Говоря о заработках, я не могу не упомянуть о здешних ценах. В Париже у Жувена дюжина лучших лайковых перчаток стоит двенадцать долларов, — здесь перчатки примерно того же качества продаются по три-четыре доллара дюжина. В Париже рубашки из тонкого полотна стоят пять-шесть долларов штука, — здесь и в Ливорно — два с половиной. В Марселе за хороший фрак, сшитый первоклассным портным, при­ходится платить сорок долларов, а в Ливорно за те же деньги можно приобрести целый костюм. Здесь можно купить прекрасный сюртук за десять или двадцать долларов, а в Ливорно за пятнадцать долларов можно купить пальто, которое в Нью-Йорке обошлось бы вам в семьдесят. Хорошие замшевые башмаки стоят в Марселе восемь долларов, а здесь — четыре. Лион­ский бархат ценится в Америке дороже генуэзского, однако большая часть лионского бархата, который вы покупаете в Соединенных Штагах, производится в Ге­нуе, откуда его ввозят в Лион, где на него наклеивают лионские ярлыки, а затем экспортируют в Америку. В Генуе за двадцать пять долларов можно купить столько бархата, что из него в Нью-Йорке выйдет пятисотдолларовая накидка, — так мне говорили да­мы. Понятно, что после всего этого мне, вполне естест­венно, вспоминается

 

ПОДЪЕМ НА ВЕЗУВИЙ (продолжение)

 

что наталкивает меня на мысль о чудесном Голубом гроте. Он находится на острове Капри, в двадцати двух милях от Неаполя. Мы наняли пароходик и от­правились туда. Конечно, к нам на борт явилась поли­ция и, прежде чем разрешить нам сойти на берег, проверила наше здоровье и выяснила наши политичес­кие взгляды. Важность, которую напускают на себя эти крохотные насекомообразные правительства, неле­па до смешного. На наш пароходик был даже прислан специальный полицейский, чтобы присматривать за нами, пока мы будем находиться в каприйских владе­ниях. Здешние власти, очевидно, считали, что мы соби­раемся украсть грот. А украсть его стоило. Вход в пе­щеру — четыре фута в высоту и четыре фута в ширину. Он расположен в огромном отвесном утесе, который обрывается в море. Туда ездят на маленьких лодочках, и протиснуться сквозь входное отверстие не так-то просто; во время прилива туда вообще нельзя попасть. Очутившись внутри, вы оказываетесь в сводчатой пе­щере длиной в сто шестьдесят футов, шириной в сто двадцать и высотой в семьдесят. Ее глубины не знает никто. Пещера тянется до морского дна. Воды этого тихого подземного озера отливают изумительной ла­зурью. Они прозрачны, как зеркальное стекло, а их цвет посрамил бы ярчайшее итальянское небо в самый солнечный день. Трудно вообразить более чарующий оттенок, более великолепное свечение. Стоит бросить в воду камешек, и мириады ослепительных пузырьков засверкают, как голубой бенгальский огонь. Стоит погрузить в воду весло, и оно засияет чудесным мато­вым серебром, отливающим голубизной. Человек, прыгнувший в воду, мгновенно одевается такой вели­колепной броней, какой не было ни у одного из коро­лей-крестоносцев.
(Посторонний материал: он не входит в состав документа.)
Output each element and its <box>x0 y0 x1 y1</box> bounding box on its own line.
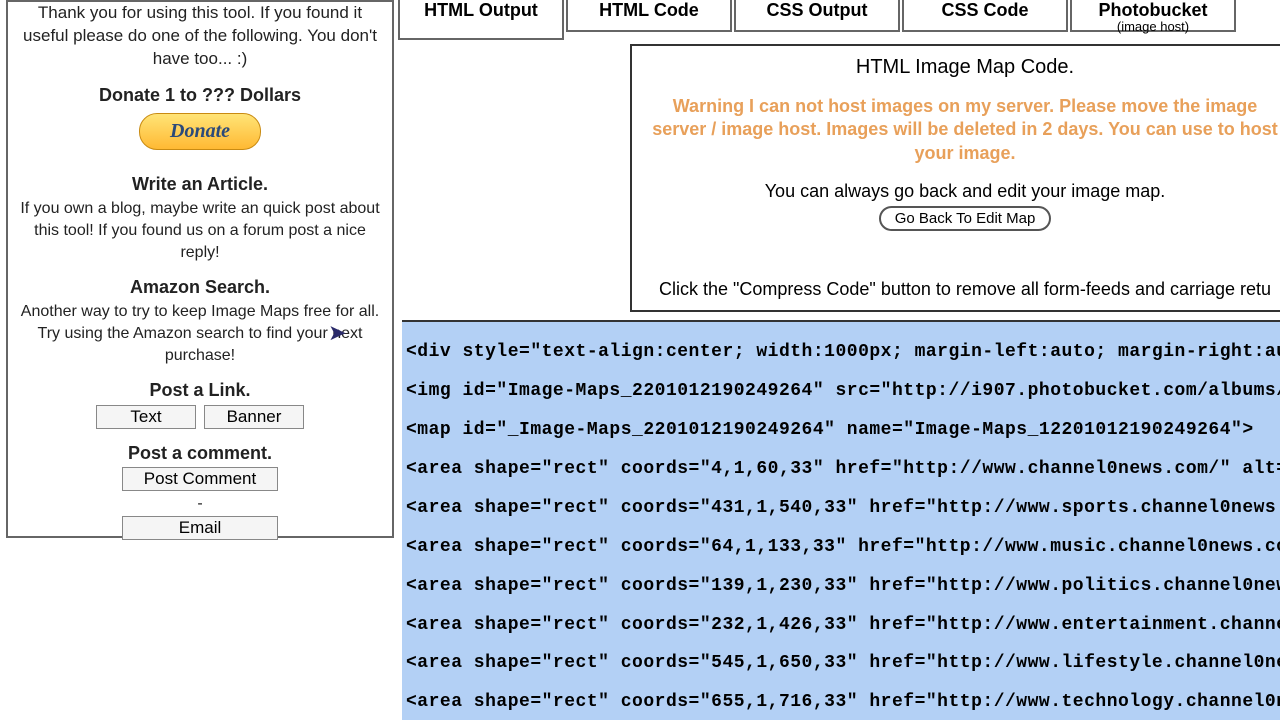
warning-text: Warning I can not host images on my serv… <box>644 95 1280 165</box>
email-button[interactable]: Email <box>122 516 278 540</box>
amazon-text: Another way to try to keep Image Maps fr… <box>18 301 382 366</box>
tab-html-output[interactable]: HTML Output <box>398 0 564 40</box>
post-link-heading: Post a Link. <box>18 378 382 402</box>
post-comment-button[interactable]: Post Comment <box>122 467 278 491</box>
dash-separator: - <box>18 493 382 515</box>
output-panel: HTML Image Map Code. Warning I can not h… <box>630 44 1280 312</box>
code-line: <div style="text-align:center; width:100… <box>406 343 1280 362</box>
article-heading: Write an Article. <box>18 172 382 196</box>
tab-css-code[interactable]: CSS Code <box>902 0 1068 32</box>
code-line: <area shape="rect" coords="64,1,133,33" … <box>406 538 1280 557</box>
article-text: If you own a blog, maybe write an quick … <box>18 198 382 263</box>
code-line: <area shape="rect" coords="232,1,426,33"… <box>406 616 1280 635</box>
donate-heading: Donate 1 to ??? Dollars <box>18 83 382 107</box>
donate-button[interactable]: Donate <box>139 113 261 150</box>
tab-css-output[interactable]: CSS Output <box>734 0 900 32</box>
banner-link-button[interactable]: Banner <box>204 405 304 429</box>
sidebar-panel: Thank you for using this tool. If you fo… <box>6 0 394 538</box>
tab-photobucket-sub: (image host) <box>1082 19 1224 34</box>
tab-photobucket-label: Photobucket <box>1098 0 1207 20</box>
code-line: <img id="Image-Maps_2201012190249264" sr… <box>406 382 1280 401</box>
code-output[interactable]: <div style="text-align:center; width:100… <box>402 320 1280 720</box>
intro-text: Thank you for using this tool. If you fo… <box>18 2 382 71</box>
tab-html-code[interactable]: HTML Code <box>566 0 732 32</box>
tab-row: HTML Output HTML Code CSS Output CSS Cod… <box>398 0 1236 40</box>
amazon-heading: Amazon Search. <box>18 275 382 299</box>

Затем мы поехали на Искью, но я уже побывал там раньше и устал до смерти, «отдыхая» двое суток и изу­чая на хозяине гостиницы «Гранде Сентинелле» глуби­ны человеческого злодейства. Поэтому мы отправи­лись на Прочиду, а оттуда в Поццуоли[119], где высадился святой Павел, приплыв с Самоса. Я сошел на берег точно в том же месте, где когда-то сходил святой Павел, и Дэн и все остальные — тоже. Это было заме­чательное совпадение. Прежде чем отправиться в Рим, святой Павел семь дней проповедовал перед здешними жителями.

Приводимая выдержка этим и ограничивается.